Il fr. flageolet ‘piffero,
zufolo’ viene dall’ a. fr. flajolet
‘piffero’, prov. flau-jol ‘piffero’. E così siamo
arrivati al clou della
questione. In effetti il secondo membro –jol
di quest’ultimo termine è molto
probabile che sia il nostro dí-aul-os ‘passaggio stretto’ di cui
sopra, diventato jolo, gioia. Abbiamo visto che la componente aul-ós, da sola, vale anche ‘flauto’. Secondo me è proprio il termine flau-jol ‘piffero’ (a noi noto
attraverso il provenzale ma che doveva avere in antico una circolazione molto
più ampia) che ha generato, in un colpo solo, il nome e il cognome del nostro
personaggio amalfitano, presunto inventore della bussola: Flavio Gioia! Bisogna naturalmente ricordarsi che il concetto di
“piffero, flauto” contiene anche quello di “cavità, scatola” e quindi di
“bussola”, come abbiamo osservato in precedenza. Solitamente si propone un latino parlato *flabeol-u(m), dimin. di lat. flabr-u(m) ‘soffio’, all’origine del termine,
ma a me l’ipotesi non sembra accettabile, e do per scontato che esso è composto
di due radici per ‘piffero,flauto’, flau-
e –jol.
La prima si ritrova, a mio avviso, nel catalano flab-iol o flav-iol ‘tipo di flauto’ e forse, in forma ampliata, nello stesso termine
it. flauto, anch’esso fatto derivare
dal prov. flaut. Può anche darsi che da un originario *flauto-diaul-os
si sia avuta una semplificazione (aplologia) con la caduta della sillaba -to-,
che ha prodotto la forma *flau-diaul-os all’origine del prov. flau-jol
e del catalano flav-iol. Ad ogni
modo,qualunque ne sia l’etimo, a noi basta ed avanza notare, in merito
all’origine del nome e cognome Flavio Gioia, che è possibilissimo che da flau-, flab- o flav- si sia
avuto Flavio, anche per influsso
della semivocale /j/ del secondo membro. La voce flau-jol,
una volta caduta in disuso perché evidentemente già sostituita dalla parola bussola, non scomparve, dunque,
definitivamente dalla scena ma si adattò ad indicare l’inventore dello
strumento. Da notare che la costituente –jol
cerca di distogliere la nostra attenzione, camuffandosi da perfetto
suffisso diminutivo nel corpo del composto tautologico flav-iol. L’asserzione immotivata dello storico
napoletano Scipione Mazzella (XVI-XVII sec.), secondo cui Flavio era originario
della città pugliese di Gioia, conferma solo, a mio avviso, che questo nome
Gioia accompagnava da sempre quello di Flavio.

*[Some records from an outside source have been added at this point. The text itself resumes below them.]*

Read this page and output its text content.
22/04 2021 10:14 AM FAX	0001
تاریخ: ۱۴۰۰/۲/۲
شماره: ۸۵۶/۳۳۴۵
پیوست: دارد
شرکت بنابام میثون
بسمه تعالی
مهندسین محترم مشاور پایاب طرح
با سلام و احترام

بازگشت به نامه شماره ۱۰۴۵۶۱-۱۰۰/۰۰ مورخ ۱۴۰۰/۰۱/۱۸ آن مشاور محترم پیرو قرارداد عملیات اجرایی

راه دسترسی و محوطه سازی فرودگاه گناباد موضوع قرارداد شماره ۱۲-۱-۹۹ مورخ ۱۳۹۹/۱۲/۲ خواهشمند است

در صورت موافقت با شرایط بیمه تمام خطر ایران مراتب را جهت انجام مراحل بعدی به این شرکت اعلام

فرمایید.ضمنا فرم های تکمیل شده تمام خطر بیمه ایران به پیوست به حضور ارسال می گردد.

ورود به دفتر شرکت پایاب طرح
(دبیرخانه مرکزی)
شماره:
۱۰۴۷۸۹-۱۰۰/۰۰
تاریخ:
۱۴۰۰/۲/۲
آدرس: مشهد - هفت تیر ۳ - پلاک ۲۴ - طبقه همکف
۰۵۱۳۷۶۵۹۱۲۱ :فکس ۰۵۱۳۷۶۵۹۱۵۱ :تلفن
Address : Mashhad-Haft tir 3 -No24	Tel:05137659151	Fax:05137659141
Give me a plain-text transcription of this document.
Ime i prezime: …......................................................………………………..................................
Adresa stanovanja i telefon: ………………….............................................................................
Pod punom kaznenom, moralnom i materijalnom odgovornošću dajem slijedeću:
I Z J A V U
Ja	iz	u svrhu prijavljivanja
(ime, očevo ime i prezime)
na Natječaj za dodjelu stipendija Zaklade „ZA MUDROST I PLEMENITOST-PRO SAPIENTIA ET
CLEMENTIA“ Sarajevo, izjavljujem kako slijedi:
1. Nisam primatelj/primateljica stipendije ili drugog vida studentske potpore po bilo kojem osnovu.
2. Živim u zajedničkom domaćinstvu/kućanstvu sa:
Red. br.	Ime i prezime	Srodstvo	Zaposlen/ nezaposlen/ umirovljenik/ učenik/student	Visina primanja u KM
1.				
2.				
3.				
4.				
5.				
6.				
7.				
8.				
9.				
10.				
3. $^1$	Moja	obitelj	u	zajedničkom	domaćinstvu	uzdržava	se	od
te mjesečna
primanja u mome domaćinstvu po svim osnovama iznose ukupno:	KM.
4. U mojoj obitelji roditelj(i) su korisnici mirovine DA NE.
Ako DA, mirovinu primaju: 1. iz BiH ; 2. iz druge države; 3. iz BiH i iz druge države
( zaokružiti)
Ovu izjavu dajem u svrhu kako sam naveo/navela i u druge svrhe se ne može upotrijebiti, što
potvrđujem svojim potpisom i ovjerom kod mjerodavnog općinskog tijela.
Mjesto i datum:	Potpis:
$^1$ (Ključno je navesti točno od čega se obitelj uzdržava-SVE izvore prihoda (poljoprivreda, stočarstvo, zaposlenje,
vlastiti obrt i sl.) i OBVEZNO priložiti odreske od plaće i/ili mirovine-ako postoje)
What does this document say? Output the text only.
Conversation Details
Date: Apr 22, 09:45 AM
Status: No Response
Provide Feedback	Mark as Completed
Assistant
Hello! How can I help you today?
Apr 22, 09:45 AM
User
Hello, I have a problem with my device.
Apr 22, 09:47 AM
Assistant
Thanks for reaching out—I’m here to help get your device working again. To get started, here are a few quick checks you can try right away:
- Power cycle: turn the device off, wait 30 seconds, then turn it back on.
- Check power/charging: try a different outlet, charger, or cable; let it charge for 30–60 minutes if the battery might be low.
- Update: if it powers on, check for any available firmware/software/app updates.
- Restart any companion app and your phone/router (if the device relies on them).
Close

Quasi certamente flau- è affine all’ingl. flue ‘tubo, condotto, canna d’organo’ di
ignota origine, ma che a me sembra vicino allo stesso ingl. flute ‘flauto, scanalatura’[4], sempre
di origine franco-provenzale. Anche il gr. phloi-ós ‘corteccia, involucro’ potrebbe essere coinvolto, dato che
fischietti e zufoli campagnoli erano spesso costituiti da cortecce
sapientemente staccate intere da un
rametto d’albero, come avviene per il fischia-froce
‘specie di zufolo’ a Rocca di Botte-Aq[5] di cui parlo
nell’articolo relativo citato nella nota 3, che consiglio di andare a
leggere. E’ molto interessante infine
ricordare che in quel di Spinazzola-Ba la voce fresca-jol ha i due
significati interconnessi di ‘fischietto’ e ‘vulva’, quest’ultima in quanto
‘fessura, cavità’[6].
Non me ne vogliano gli Amalfitani che hanno innalzato una statua a
questo immaginario loro concittadino, creatura eterea frutto del fiato incrociato
delle parole.
[1] Sinceramente mi pare impossibile che un
simile equivoco, noto agli inizi solo a qualche dotto studioso, abbia potuto generare
poi,ad Amalfi, la credenza popolare che faceva di un loro presunto
concittadino, Flavio Gioia, l’inventore della bussola.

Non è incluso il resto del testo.